Detective offers up her voice for a cause
When Detective Stephanie Barkley isn’t busting bad guys, she’s crooning sweet melodies.
Barkley, who works in the Spokane Police Department’s domestic violence unit, is using her vocal talents to help out her colleagues. She is creating a CD of Christmas songs, and all proceeds will benefit the Police Department’s chaplaincy.
A police officer for 20 years, Barkley started singing as a little girl. At her Head Start graduation when she was 5, she asked to sing “America the Beautiful.”
Yet for a long time, stage fright forced Barkley to stifle her talent. While she sang in choirs, she could never bring herself to go it alone.
“I loved to sing. I never thought I had the ability,” said Barkley, 45. “I was just scared to death.”
She remembers her first solo at a junior high dance when she sang “Send in the Clowns.”
“(Before the performance) I cried and cried, and I was ready to quit,” she said. And after the song, she cried again.
After watching from the pews for a long time, she finally worked up the courage to ask her pastor if she could sing in church a few years ago. She’s been a soloist at the First Church of the Nazarene ever since.
“I just get so much positive reinforcement from people who say, ‘I just love the way you sing,’ ” she said. “It makes me really humble.”
Barkley sees her songs as a form of ministry, and she wants to inspire, comfort and bring joy.
Still, it took a long time for her to get over her stage fright. She would hold the mike with both hands and sweat and shake each time, she said.
First Church of the Nazarene Pastor Jerry McConnell said Barkley now shows no sign of nervousness.
“She can do the old hymns beautifully … with just a wonderful passion and spirit,” McConnell said.
Barkley said she prefers traditional hymns such as “Amazing Grace” and “How Great Thou Art.”
“I kind of stick with the Christian music. I feel that I’ve been given this gift, and I feel that’s what I should use it for,” she said.
Just as she started to get comfortable singing in church, Barkley had to sing in front of her fellow officers during a funeral.
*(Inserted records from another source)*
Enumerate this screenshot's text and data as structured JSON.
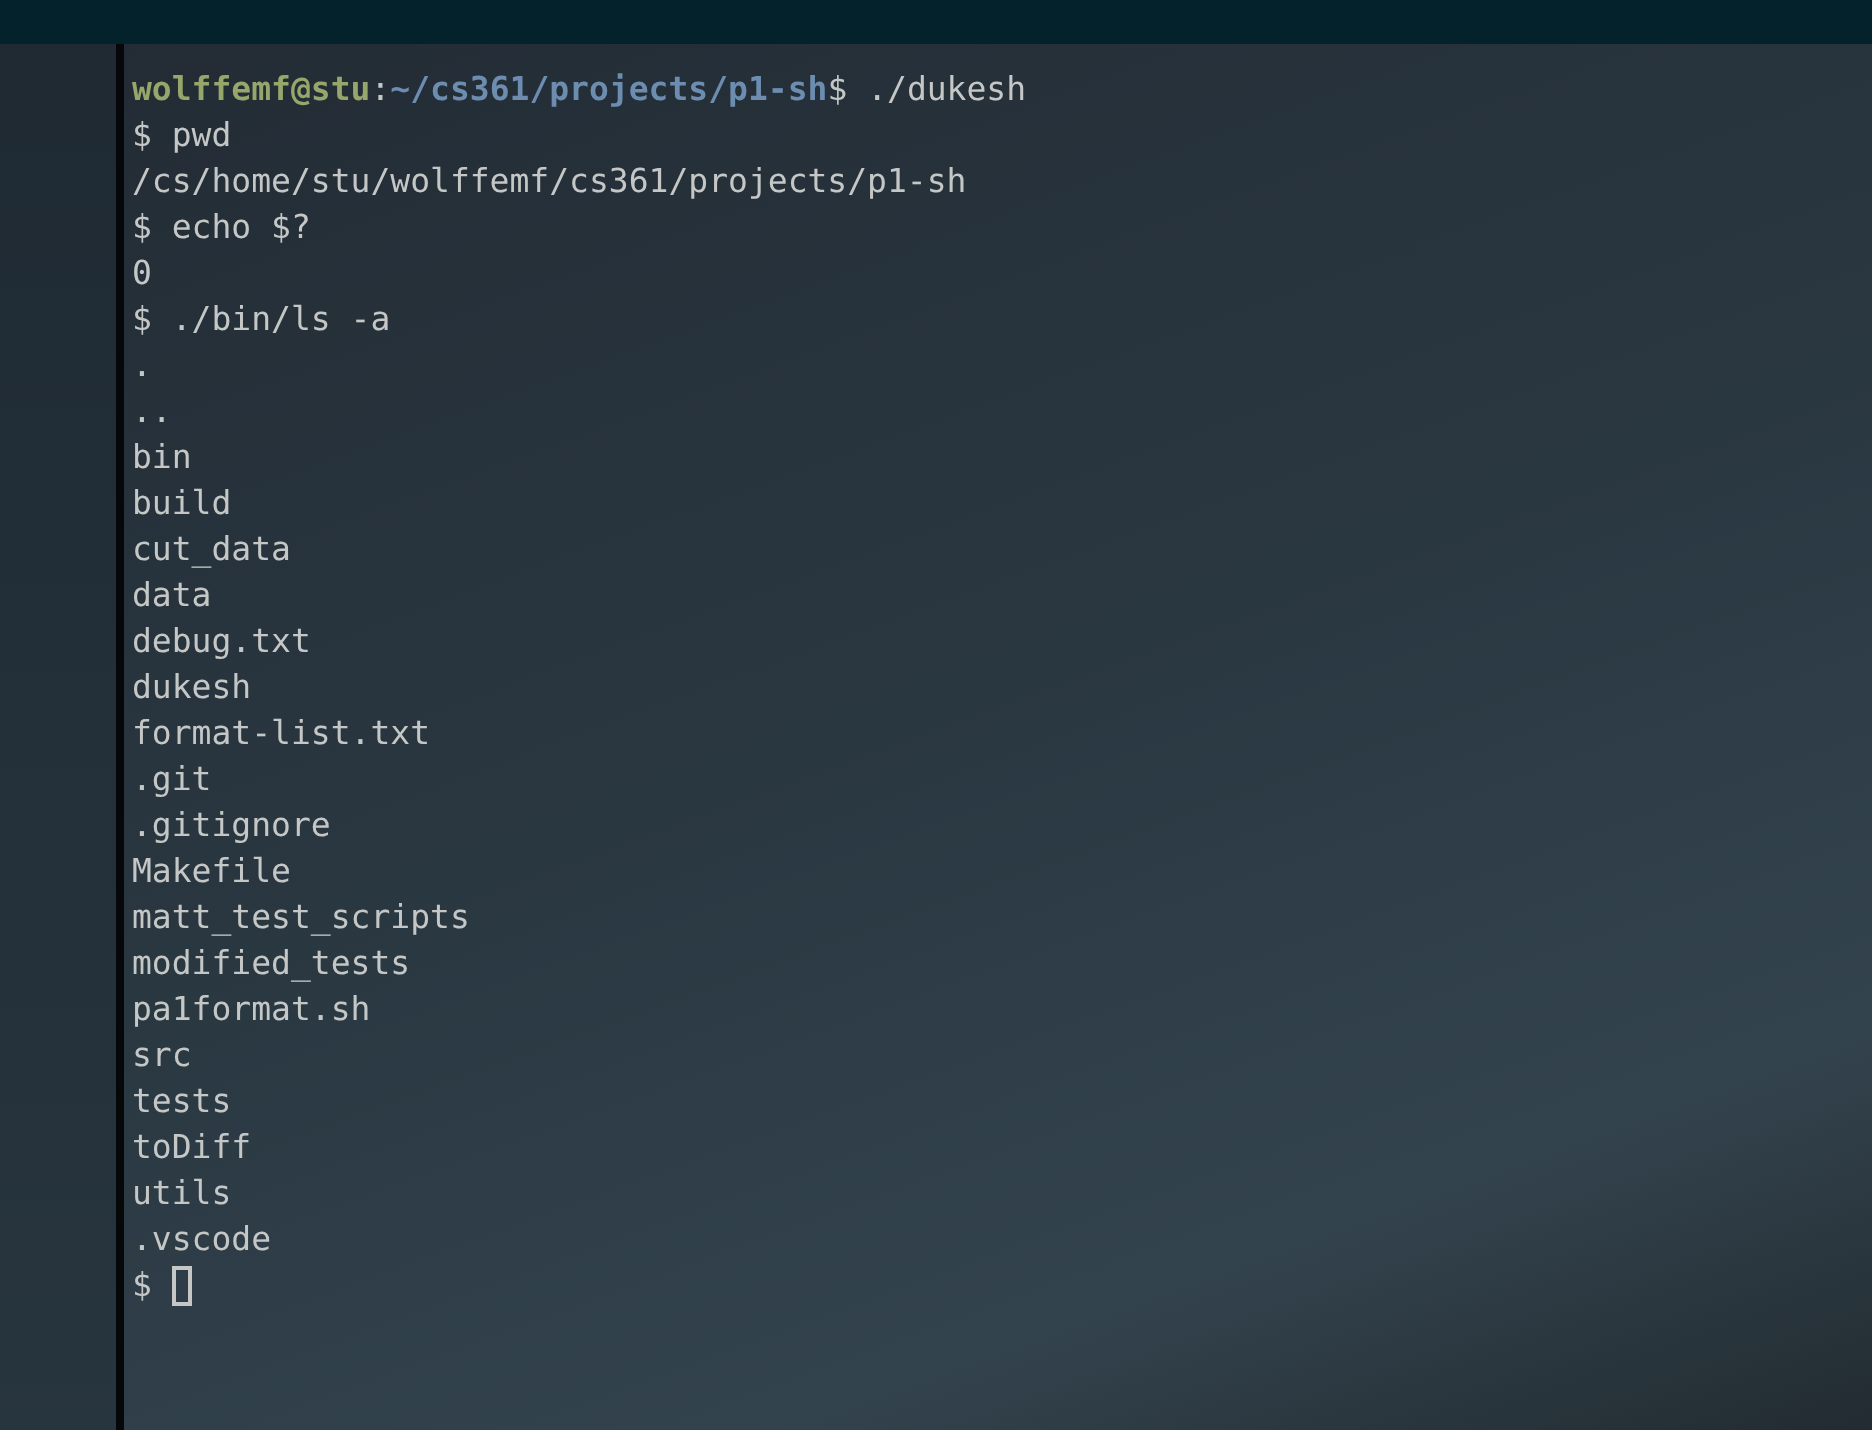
{
  "prompt": {
    "user_host": "wolffemf@stu",
    "separator": ":",
    "path": "~/cs361/projects/p1-sh",
    "command": "$ ./dukesh"
  },
  "lines": [
    "$ pwd",
    "/cs/home/stu/wolffemf/cs361/projects/p1-sh",
    "$ echo $?",
    "0",
    "$ ./bin/ls -a",
    ".",
    "..",
    "bin",
    "build",
    "cut_data",
    "data",
    "debug.txt",
    "dukesh",
    "format-list.txt",
    ".git",
    ".gitignore",
    "Makefile",
    "matt_test_scripts",
    "modified_tests",
    "pa1format.sh",
    "src",
    "tests",
    "toDiff",
    "utils",
    ".vscode"
  ],
  "input_prompt": "$"
}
“I was just horrified. We’re a critical bunch of people,” she said. But no one suggested that she be arrested for noise pollution; instead people said, “When I die I want you to sing at my funeral.”
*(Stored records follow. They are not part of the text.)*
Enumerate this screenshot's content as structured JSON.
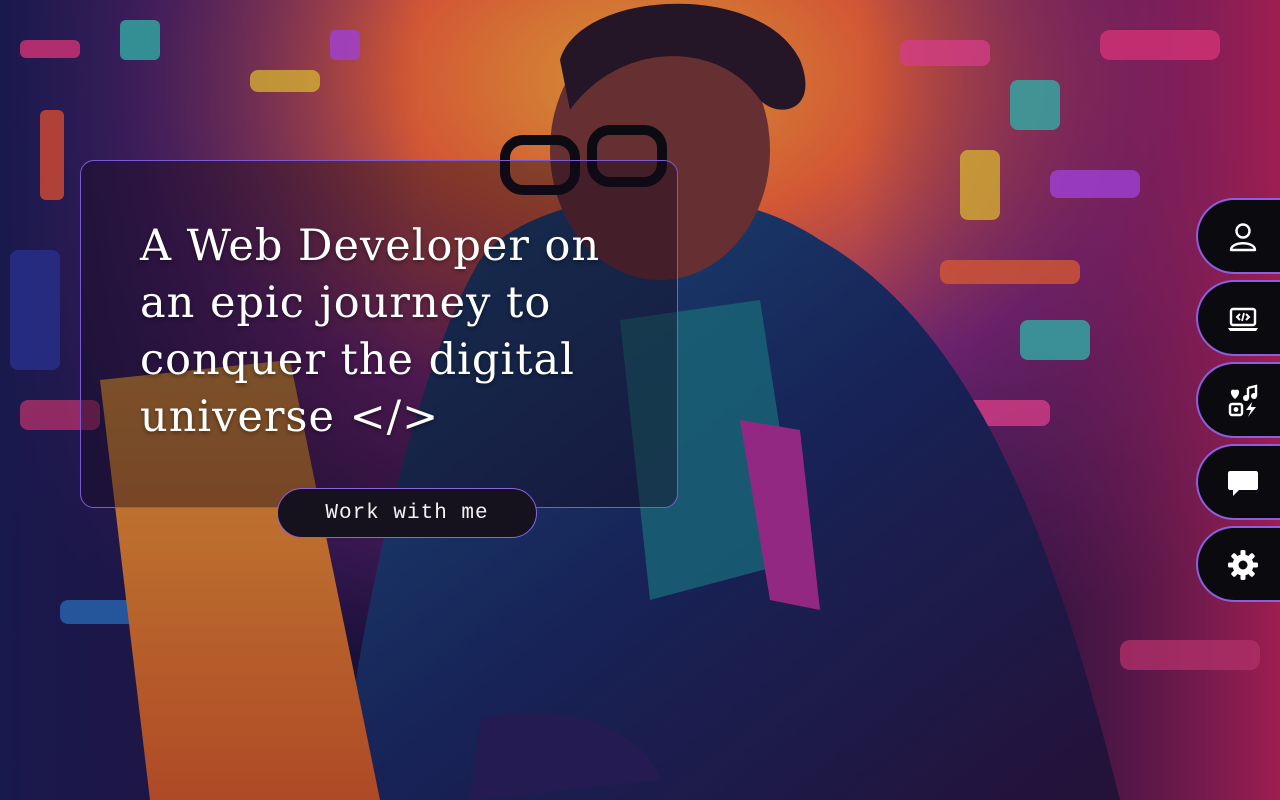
{
  "hero": {
    "title": "A Web Developer on an epic journey to conquer the digital universe </>",
    "cta_label": "Work with me"
  },
  "side_nav": {
    "items": [
      {
        "name": "about",
        "icon": "user-icon"
      },
      {
        "name": "projects",
        "icon": "laptop-code-icon"
      },
      {
        "name": "hobbies",
        "icon": "hobbies-icon"
      },
      {
        "name": "contact",
        "icon": "chat-bubble-icon"
      },
      {
        "name": "settings",
        "icon": "gear-icon"
      }
    ]
  },
  "colors": {
    "accent_border": "#8b5fe0",
    "button_bg": "#16121d",
    "nav_bg": "#0b0b0f",
    "text": "#ffffff"
  }
}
She’s continued to sing at police functions. She also decided to compile a CD that would benefit the chaplaincy. Many of the chaplains are volunteers, supported through police contributions to the Chaplaincy Board.
The CD of traditional hymns and contemporary Christian songs, “A Shield Around Me,” was released about two years ago; Barkley sold about 425 of the 500 copies produced, for $15 each.
“I’ve gone aluminum,” she said, joking.
Spokane Police Senior Chaplain Ron Alter, who is the only full-time chaplain, said Barkley’s contributions have helped fund a second chaplain part-time.
“The proceeds are returned to the community through the work the chaplaincy does,” Alter said. Chaplains often accompany officers in cases with fatalities and death notifications.
“We help families with those initial stages of grief and shock,” Alter said.
Now Barkley is working on a collection of Christmas songs, titled “The Best Gift of All,” which she hopes to release later this year. Many of the songs are traditional hymns.
“There’s no ‘Grandma Got Run Over by a Reindeer,’ ” she said.
Working in the studio has nerve-wracking moments, said Barkley, who has already spent about eight hours recording 13 songs.
“You can hear every flat note, you can hear every mistake,” Barkley said. “The studio work is so amazing. They can make a schlep like me sound good.”
McConnell said the fact that Barkley is willing to donate all her proceeds is evidence that she has “a tender heart.”
“She’s always looking out for the underdog,” he said. “She isn’t a self-promoter.”
Barkley also sings with local band Last Man Standing, which gives proceeds to domestic violence victims. She has also tried to write her own songs.
“I’m not Mariah Carey. I’m not Celine Dion. I just sing who I am,” she said.